I fratelli Paolini divisi alle elezioni comunali

29 Agosto 2021

Lanciano. Carmine (non candidato), a Filippo, aspirante sindaco: «Riesumate pratiche da ere giurassiche»

LANCIANO. Primi strappi a seguito di una corsa alle amministrative dai risvolti sempre più vivaci, questa volta in famiglia. È il caso di Carmine Paolini, portavoce "provvisorio" del movimento Cambiamo! creato da Giovanni Toti e che sta confluendo nel nuovo progetto politico di Coraggio Italia di Luigi Brugnaro, e suo fratello Filippo, in corsa per il ruolo di sindaco in rappresentanza di tutto il centrodestra. Da un lato, a livello provinciale e regionale, il movimento Cambiamo! verso Coraggio Italia ha plaudito alla sintesi e al patto pre ferragostano di Pescara.

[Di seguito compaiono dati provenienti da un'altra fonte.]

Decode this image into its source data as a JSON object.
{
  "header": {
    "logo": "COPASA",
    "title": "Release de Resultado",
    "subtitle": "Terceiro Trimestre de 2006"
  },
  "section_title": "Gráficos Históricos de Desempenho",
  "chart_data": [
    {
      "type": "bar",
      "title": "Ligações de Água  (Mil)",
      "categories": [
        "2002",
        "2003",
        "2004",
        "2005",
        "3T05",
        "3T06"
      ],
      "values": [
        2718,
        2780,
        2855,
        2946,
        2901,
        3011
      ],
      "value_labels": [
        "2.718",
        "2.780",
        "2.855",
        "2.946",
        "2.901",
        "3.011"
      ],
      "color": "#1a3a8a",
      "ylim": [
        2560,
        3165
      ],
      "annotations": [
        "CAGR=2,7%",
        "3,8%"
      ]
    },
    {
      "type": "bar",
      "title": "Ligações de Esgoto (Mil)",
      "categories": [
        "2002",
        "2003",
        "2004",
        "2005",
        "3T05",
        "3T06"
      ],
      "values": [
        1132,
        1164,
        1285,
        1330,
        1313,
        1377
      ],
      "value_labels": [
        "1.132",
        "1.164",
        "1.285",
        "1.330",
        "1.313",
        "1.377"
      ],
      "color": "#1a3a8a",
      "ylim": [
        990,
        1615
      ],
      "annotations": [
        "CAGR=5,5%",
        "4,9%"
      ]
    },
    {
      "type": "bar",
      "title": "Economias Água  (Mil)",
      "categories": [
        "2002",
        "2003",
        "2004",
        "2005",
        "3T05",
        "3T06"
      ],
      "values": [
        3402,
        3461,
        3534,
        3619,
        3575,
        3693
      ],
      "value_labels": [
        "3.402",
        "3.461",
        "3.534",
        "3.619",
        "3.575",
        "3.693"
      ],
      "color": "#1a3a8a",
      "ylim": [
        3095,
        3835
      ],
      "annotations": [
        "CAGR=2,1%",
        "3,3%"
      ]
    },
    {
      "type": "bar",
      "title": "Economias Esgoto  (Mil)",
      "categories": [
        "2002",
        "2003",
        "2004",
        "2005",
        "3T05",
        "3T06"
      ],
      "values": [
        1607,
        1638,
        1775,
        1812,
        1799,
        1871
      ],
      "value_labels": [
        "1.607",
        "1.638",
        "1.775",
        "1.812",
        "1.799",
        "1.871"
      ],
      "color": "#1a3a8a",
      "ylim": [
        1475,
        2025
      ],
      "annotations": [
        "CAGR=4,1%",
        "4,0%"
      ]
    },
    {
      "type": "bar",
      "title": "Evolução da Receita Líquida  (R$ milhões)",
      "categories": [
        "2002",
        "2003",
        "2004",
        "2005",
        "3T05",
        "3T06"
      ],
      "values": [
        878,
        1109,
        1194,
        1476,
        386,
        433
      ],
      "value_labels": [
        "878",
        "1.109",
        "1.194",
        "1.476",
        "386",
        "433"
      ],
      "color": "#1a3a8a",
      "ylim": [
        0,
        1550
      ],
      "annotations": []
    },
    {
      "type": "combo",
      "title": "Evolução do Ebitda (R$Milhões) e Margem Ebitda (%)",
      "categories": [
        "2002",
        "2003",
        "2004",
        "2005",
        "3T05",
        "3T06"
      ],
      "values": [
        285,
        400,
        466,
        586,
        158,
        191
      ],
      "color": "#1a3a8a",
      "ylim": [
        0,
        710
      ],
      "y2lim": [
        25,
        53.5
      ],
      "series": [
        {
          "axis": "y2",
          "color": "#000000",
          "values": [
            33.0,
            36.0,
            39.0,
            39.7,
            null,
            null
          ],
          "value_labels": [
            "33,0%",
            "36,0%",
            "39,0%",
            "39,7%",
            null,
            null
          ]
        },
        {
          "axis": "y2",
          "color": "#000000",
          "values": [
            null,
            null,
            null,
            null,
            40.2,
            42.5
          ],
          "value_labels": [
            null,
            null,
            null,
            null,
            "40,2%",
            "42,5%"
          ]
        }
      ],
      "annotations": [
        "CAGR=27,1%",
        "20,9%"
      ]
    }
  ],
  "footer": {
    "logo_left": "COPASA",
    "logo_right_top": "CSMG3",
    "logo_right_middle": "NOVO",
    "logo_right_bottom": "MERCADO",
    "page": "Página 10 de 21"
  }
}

Il 20 agosto il segretario regionale Mimmo Srour e la segretaria provinciale Cinzia Santoferrara di Cambiamo! e della nascente Coraggio Italia esprimevano infatti «la più viva soddisfazione per la scelta operata dai partiti». Ma il 24 agosto, dentro i confini cittadini, l'avvocato e consigliere di Tua, Carmine Paolini, non ci sta. «Come portavoce provvisorio del Coordinamento frentano di Cambiamo! verso Coraggio Italia», spiega il Paolini non aspirante sindaco, «nel ringraziare i tantissimi attestati di stima e solidarietà ricevuti in questi mesi - preciso che non sono e non sarò candidato il 3 e 4 ottobre prossimo alle elezioni per il rinnovo del consiglio comunale della città di Lanciano». Carmine ascrive al fratello Filippo diversi “disastri” a giustificazione del suo strappo. «Tutti gli indicatori economici e sociali ci dicono che dagli anni 90 in poi si è registrato un lento e progressivo impoverimento nonché depauperamento amministrativo della nostra Lanciano - scrive indignato Carmine Paolini - basta chiacchiere. Se dunque sono questi i "blocchi di partenza" non crediamo sia ancora il caso di disquisire di vecchio o di nuovo e, peggio ancora, di riesumare pseudo manager e pratiche da ere giurassiche. I "capitani" (i sindaci per capirsi) inizialmente sono tutti bravi ma, a fare la differenza, nella quotidianità del governare è sempre la squadra, il team. Team dove la competenza, la presentabilità e la freschezza delle idee siano requisiti irrinunciabili». (d.d.l.)